“O Grande Hotel Budapeste”

Presente de grego. Filme do cineasta estadunidense Wes Anderson passeia por vários gêneros para reciclar velhos gêneros e matizar a decadência da burguesia europeia.

Não espere lógica e realismo no cinema do cineasta estadunidense Wes Anderson (1969). E não só isto. Ele gosta de transitar por vários gêneros, intercalando personagens que, aparentemente, não interferem no principal fio narrativo. Usa isto muitas vezes para provocar riso ou dilatar o suspense. Podemos estar ou não, como em A Vida Marinha Com Steve Zissou” (2004), num filme de espionagem, com sequências aquáticas, e, de repente, em meio ao tiroteio surgirem desconectadas discussões entre os personagens.

Não é de estranhar que neste “O Grande Hotel Budapeste”, livremente inspirado em obra do escritor austríaco Stefan Zweig (1881/1942), ele repita este estilo narrativo. Vai de um gênero ao outro, do romance ao drama, da comédia à aventura, sintetizados em perseguições em trens, castelos, geleiras e túneis. Mas o melhor do filme não é esta fieira de esquetes, sequências e entrechos, mas ele dotá-la de ritmo de desenho animado, com atores assemelhando-se a bonecos hiper-humanos, numa dualidade supostamente maniqueísta.

O mal é absolutamente mal, porém o bem é ambíguo, como os anti-heróis. Assim, Jopling (Willem Dafoe) é o vampiro de uma Transilvânia pouco “dark”, enquanto seu patrão Dimitri (Adrien Brody) é maligno e vaidoso, em seus escuros trajes fashion. Entretanto é Mr. Gustave (Ralph Fiennes) que, sob a aparência de cavalheiro, revela-se extremamente exigente e Don Juan de frágeis velhinhas milionárias. Só escapa o aparvalhado Mustafa (Tony Revolori), seu parceiro de aventura, que namora a bela arrumadeira Agatha (Saoirse Ronan).

Zero é reflexo da submissão

Mesmo Anderson tendo optado pela aventura, mesclando gêneros, seu filme demarca bem o tema central: a relação Mr. Gustave/Mustafa, e as três subtramas: I – a procura do tesouro: o quadro valioso; II – o conflito com os herdeiros da idosa milionária Madame D (Tilda Swinton); III – a relação de Mustafa com Agatha. Dá para o espectador apreender sentidos, intenções e conteúdo. Principalmente ao pôr Mr. Gustave e Mustafa enfrentando tropas nazistas durante sua epopeia. Estas sequências são mais Zweig, que exilou-se nos anos 30 no Brasil, onde faleceu, pois o austríaco sabia o que dizia.

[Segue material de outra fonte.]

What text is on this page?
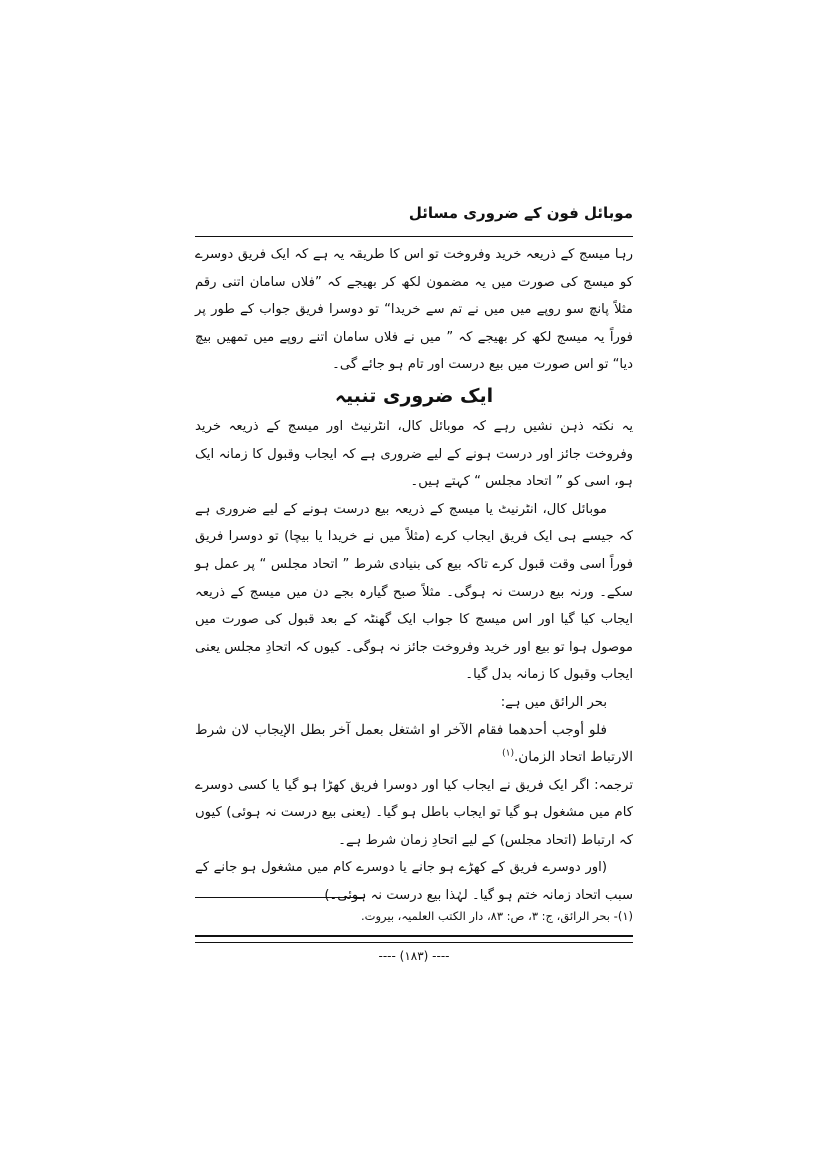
موبائل فون کے ضروری مسائل

رہا میسج کے ذریعہ خرید وفروخت تو اس کا طریقہ یہ ہے کہ ایک فریق دوسرے کو میسج کی صورت میں یہ مضمون لکھ کر بھیجے کہ ”فلاں سامان اتنی رقم مثلاً پانچ سو روپے میں میں نے تم سے خریدا“ تو دوسرا فریق جواب کے طور پر فوراً یہ میسج لکھ کر بھیجے کہ ” میں نے فلاں سامان اتنے روپے میں تمھیں بیچ دیا“ تو اس صورت میں بیع درست اور تام ہو جائے گی۔

ایک ضروری تنبیہ

یہ نکتہ ذہن نشیں رہے کہ موبائل کال، انٹرنیٹ اور میسج کے ذریعہ خرید وفروخت جائز اور درست ہونے کے لیے ضروری ہے کہ ایجاب وقبول کا زمانہ ایک ہو، اسی کو ” اتحاد مجلس “ کہتے ہیں۔

موبائل کال، انٹرنیٹ یا میسج کے ذریعہ بیع درست ہونے کے لیے ضروری ہے کہ جیسے ہی ایک فریق ایجاب کرے (مثلاً میں نے خریدا یا بیچا) تو دوسرا فریق فوراً اسی وقت قبول کرے تاکہ بیع کی بنیادی شرط ” اتحاد مجلس “ پر عمل ہو سکے۔ ورنہ بیع درست نہ ہوگی۔ مثلاً صبح گیارہ بجے دن میں میسج کے ذریعہ ایجاب کیا گیا اور اس میسج کا جواب ایک گھنٹہ کے بعد قبول کی صورت میں موصول ہوا تو بیع اور خرید وفروخت جائز نہ ہوگی۔ کیوں کہ اتحادِ مجلس یعنی ایجاب وقبول کا زمانہ بدل گیا۔

بحر الرائق میں ہے:

فلو أوجب أحدهما فقام الآخر او اشتغل بعمل آخر بطل الإيجاب لان شرط الارتباط اتحاد الزمان.$^{(۱)}$

ترجمہ: اگر ایک فریق نے ایجاب کیا اور دوسرا فریق کھڑا ہو گیا یا کسی دوسرے کام میں مشغول ہو گیا تو ایجاب باطل ہو گیا۔ (یعنی بیع درست نہ ہوئی) کیوں کہ ارتباط (اتحاد مجلس) کے لیے اتحادِ زمان شرط ہے۔

(اور دوسرے فریق کے کھڑے ہو جانے یا دوسرے کام میں مشغول ہو جانے کے سبب اتحاد زمانہ ختم ہو گیا۔ لہٰذا بیع درست نہ ہوئی۔)

(۱)- بحر الرائق، ج: ۳، ص: ۸۳، دار الکتب العلمیہ، بیروت.
---- (۱۸۳) ----
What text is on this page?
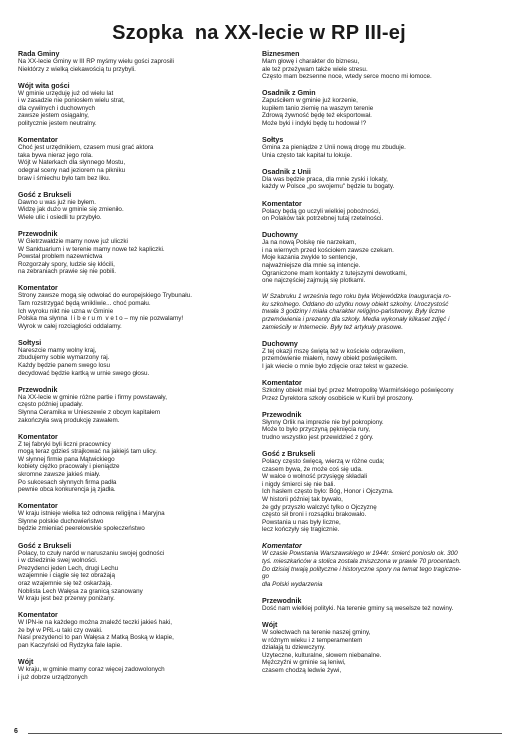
Szopka  na XX-lecie w RP III-ej
Rada Gminy
Na XX-lecie Gminy w III RP myśmy wielu gości zaprosili
Niektórzy z wielką ciekawością tu przybyli.
Wójt wita gości
W gminie urzęduję już od wielu lat
i w zasadzie nie poniosłem wielu strat,
dla cywilnych i duchownych
zawsze jestem osiągalny,
politycznie jestem neutralny.
Komentator
Choć jest urzędnikiem, czasem musi grać aktora
taka bywa nieraz jego rola.
Wójt w Naterkach dla słynnego Mostu,
odegrał sceny nad jeziorem na pikniku
braw i śmiechu było tam bez liku.
Gość z Brukseli
Dawno u was już nie byłem.
Widzę jak dużo w gminie się zmieniło.
Wiele ulic i osiedli tu przybyło.
Przewodnik
W Gietrzwałdzie mamy nowe już uliczki
W Sanktuarium i w terenie mamy nowe też kapliczki.
Powstał problem nazewnictwa
Rozgorzały spory, ludzie się kłócili,
na zebraniach prawie się nie pobili.
Komentator
Strony zawsze mogą się odwołać do europejskiego Trybunału.
Tam rozstrzygać będą wnikliwie... choć pomału.
Ich wyroku nikt nie uzna w Gminie
Polska ma słynna  l i b e r u m  v e t o – my nie pozwalamy!
Wyrok w całej rozciągłości oddalamy.
Sołtysi
Nareszcie mamy wolny kraj,
zbudujemy sobie wymarzony raj.
Każdy będzie panem swego losu
decydować będzie kartką w urnie swego głosu.
Przewodnik
Na XX-lecie w gminie różne partie i firmy powstawały,
często później upadały.
Słynna Ceramika w Unieszewie z obcym kapitałem
zakończyła swą produkcję zawałem.
Komentator
Z tej fabryki byli liczni pracownicy
mogą teraz gdzieś strajkować na jakiejś tam ulicy.
W słynnej firmie pana Mątwickiego
kobiety ciężko pracowały i pieniądze
skromne zawsze jakieś miały.
Po sukcesach słynnych firma padła
pewnie obca konkurencja ją zjadła.
Komentator
W kraju istnieje wielka też odnowa religijna i Maryjna
Słynne polskie duchowieństwo
będzie zmieniać peerelowskie społeczeństwo
Gość z Brukseli
Polacy, to czuły naród w naruszaniu swojej godności
i w dziedzinie swej wolności.
Prezydenci jeden Lech, drugi Lechu
wzajemnie i ciągle się tez obrażają
oraz wzajemnie się też oskarżają.
Noblista Lech Wałęsa za granicą szanowany
W kraju jest bez przerwy poniżany.
Komentator
W IPN-ie na każdego można znaleźć teczki jakieś haki,
że był w PRL-u taki czy owaki.
Nasi prezydenci to pan Wałęsa z Matką Boską w klapie,
pan Kaczyński od Rydzyka fale łapie.
Wójt
W kraju, w gminie mamy coraz więcej zadowolonych
i już dobrze urządzonych
Biznesmen
Mam głowę i charakter do biznesu,
ale też przeżywam także wiele stresu.
Często mam bezsenne noce, wtedy serce mocno mi łomoce.
Osadnik z Gmin
Zapuściłem w gminie już korzenie,
kupiłem tanio ziemię na waszym terenie
Zdrową żywność będę też eksportował.
Może byki i indyki będę tu hodował !?
Sołtys
Gmina za pieniądze z Unii nową drogę mu zbuduje.
Unia często tak kapitał tu lokuje.
Osadnik z Unii
Dla was będzie praca, dla mnie zyski i lokaty,
każdy w Polsce „po swojemu" będzie tu bogaty.
Komentator
Polacy będą go uczyli wielkiej pobożności,
on Polaków tak potrzebnej tutaj rzetelności.
Duchowny
Ja na nową Polskę nie narzekam,
i na wiernych przed kościołem zawsze czekam.
Moje kazania zwykle to sentencje,
najważniejsze dla mnie są intencje.
Ograniczone mam kontakty z tutejszymi dewotkami,
one najczęściej zajmują się plotkami.
W Szabruku 1 września tego roku była Wojewódzka Inauguracja ro-
ku szkolnego. Oddano do użytku nowy obiekt szkolny. Uroczystość
trwała 3 godziny i miała charakter religijno-państwowy. Były liczne
przemówienia i prezenty dla szkoły. Media wykonały kilkaset zdjęć i
zamieściły w Internecie. Były też artykuły prasowe.
Duchowny
Z tej okazji mszę świętą też w kościele odprawiłem,
przemówienie miałem, nowy obiekt poświęciłem.
I jak wiecie o mnie było zdjęcie oraz tekst w gazecie.
Komentator
Szkolny obiekt miał być przez Metropolitę Warmińskiego poświęcony
Przez Dyrektora szkoły osobiście w Kurii był proszony.
Przewodnik
Słynny Orlik na imprezie nie był pokropiony.
Może to było przyczyną pęknięcia rury,
trudno wszystko jest przewidzieć z góry.
Gość z Brukseli
Polacy często święcą, wierzą w różne cuda;
czasem bywa, że może coś się uda.
W walce o wolność przysięgę składali
i nigdy śmierci się nie bali.
Ich hasłem często było: Bóg, Honor i Ojczyzna.
W historii później tak bywało,
że gdy przyszło walczyć tylko o Ojczyznę
często sił broni i rozsądku brakowało.
Powstania u nas były liczne,
lecz kończyły się tragicznie.
Komentator
W czasie Powstania Warszawskiego w 1944r. śmierć poniosło ok. 300
tyś. mieszkańców a stolica została zniszczona w prawie 70 procentach.
Do dzisiaj trwają polityczne i historyczne spory na temat tego tragiczne-
go
dla Polski wydarzenia
Przewodnik
Dość nam wielkiej polityki. Na terenie gminy są weselsze też nowiny.
Wójt
W sołectwach na terenie naszej gminy,
w różnym wieku i z temperamentem
działają tu dziewczyny.
Uzyteczne, kulturalne, słowem niebanalne.
Mężczyźni w gminie są leniwi,
czasem chodzą ledwie żywi,
6
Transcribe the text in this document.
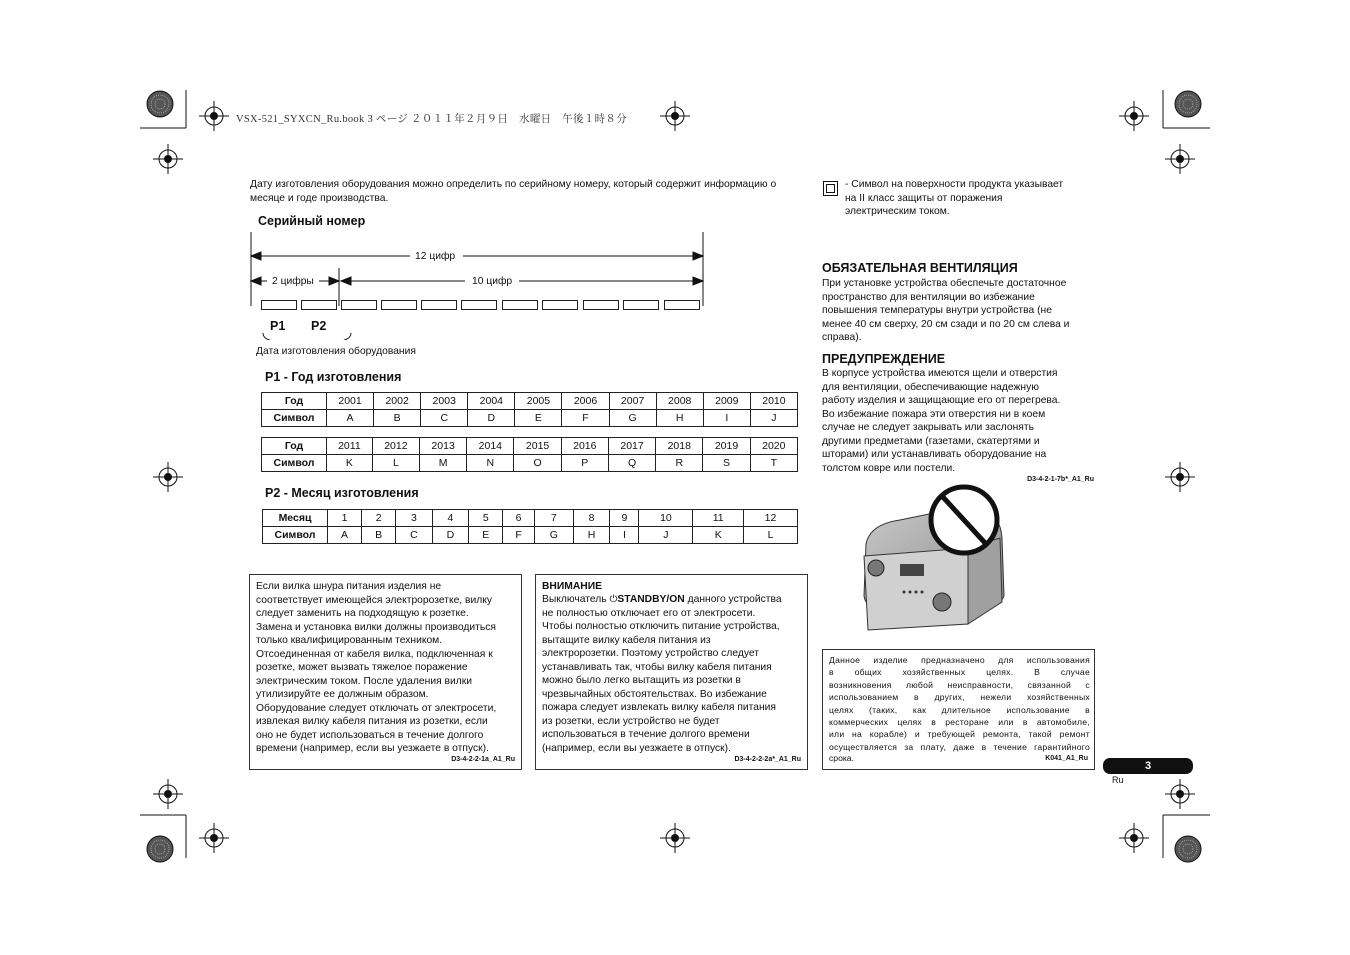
VSX-521_SYXCN_Ru.book 3 ページ ２０１１年２月９日　水曜日　午後１時８分
Дату изготовления оборудования можно определить по серийному номеру, который содержит информацию о месяце и годе производства.
Серийный номер
12 цифр
2 цифры	10 цифр
P1 P2
Дата изготовления оборудования
P1 - Год изготовления
Год	2001	2002	2003	2004	2005	2006	2007	2008	2009	2010
Символ	A	B	C	D	E	F	G	H	I	J
Год	2011	2012	2013	2014	2015	2016	2017	2018	2019	2020
Символ	K	L	M	N	O	P	Q	R	S	T
P2 - Месяц изготовления
Месяц	1	2	3	4	5	6	7	8	9	10	11	12
Символ	A	B	C	D	E	F	G	H	I	J	K	L
Если вилка шнура питания изделия не
соответствует имеющейся электророзетке, вилку
следует заменить на подходящую к розетке.
Замена и установка вилки должны производиться
только квалифицированным техником.
Отсоединенная от кабеля вилка, подключенная к
розетке, может вызвать тяжелое поражение
электрическим током. После удаления вилки
утилизируйте ее должным образом.
Оборудование следует отключать от электросети,
извлекая вилку кабеля питания из розетки, если
оно не будет использоваться в течение долгого
времени (например, если вы уезжаете в отпуск).
D3-4-2-2-1a_A1_Ru
ВНИМАНИЕ
Выключатель ⏻STANDBY/ON данного устройства
не полностью отключает его от электросети.
Чтобы полностью отключить питание устройства,
вытащите вилку кабеля питания из
электророзетки. Поэтому устройство следует
устанавливать так, чтобы вилку кабеля питания
можно было легко вытащить из розетки в
чрезвычайных обстоятельствах. Во избежание
пожара следует извлекать вилку кабеля питания
из розетки, если устройство не будет
использоваться в течение долгого времени
(например, если вы уезжаете в отпуск).
D3-4-2-2-2a*_A1_Ru
- Символ на поверхности продукта указывает
на II класс защиты от поражения
электрическим током.
ОБЯЗАТЕЛЬНАЯ ВЕНТИЛЯЦИЯ
При установке устройства обеспечьте достаточное
пространство для вентиляции во избежание
повышения температуры внутри устройства (не
менее 40 см сверху, 20 см сзади и по 20 см слева и
справа).
ПРЕДУПРЕЖДЕНИЕ
В корпусе устройства имеются щели и отверстия
для вентиляции, обеспечивающие надежную
работу изделия и защищающие его от перегрева.
Во избежание пожара эти отверстия ни в коем
случае не следует закрывать или заслонять
другими предметами (газетами, скатертями и
шторами) или устанавливать оборудование на
толстом ковре или постели.
D3-4-2-1-7b*_A1_Ru
Данное изделие предназначено для использования
в общих хозяйственных целях. В случае
возникновения любой неисправности, связанной с
использованием в других, нежели хозяйственных
целях (таких, как длительное использование в
коммерческих целях в ресторане или в автомобиле,
или на корабле) и требующей ремонта, такой ремонт
осуществляется за плату, даже в течение гарантийного
срока.	K041_A1_Ru
3
Ru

Estas invertidas matizações num filme que não se pretende sátira, pois visa ser a história da amizade de um gerente de hotel dos anos trinta, Gustave, e seu mensageiro, Mustafa, guarda muito do velhos filmes colonialistas da época (“Guga Din”, George Stevens, 1939). Musfata é a recreação atual do imigrante árabe, num país que o trata justamente como “Zero”, que deve a tudo aprender, para manter o emprego, submetendo-se a morar num quarto que mais parece um banheiro de avião. Assim o idoso Mustafa (Murray F. Abraham) ao contar a amizade deles a recria em ritmo vertiginoso, mais parecendo fantasia, que o real.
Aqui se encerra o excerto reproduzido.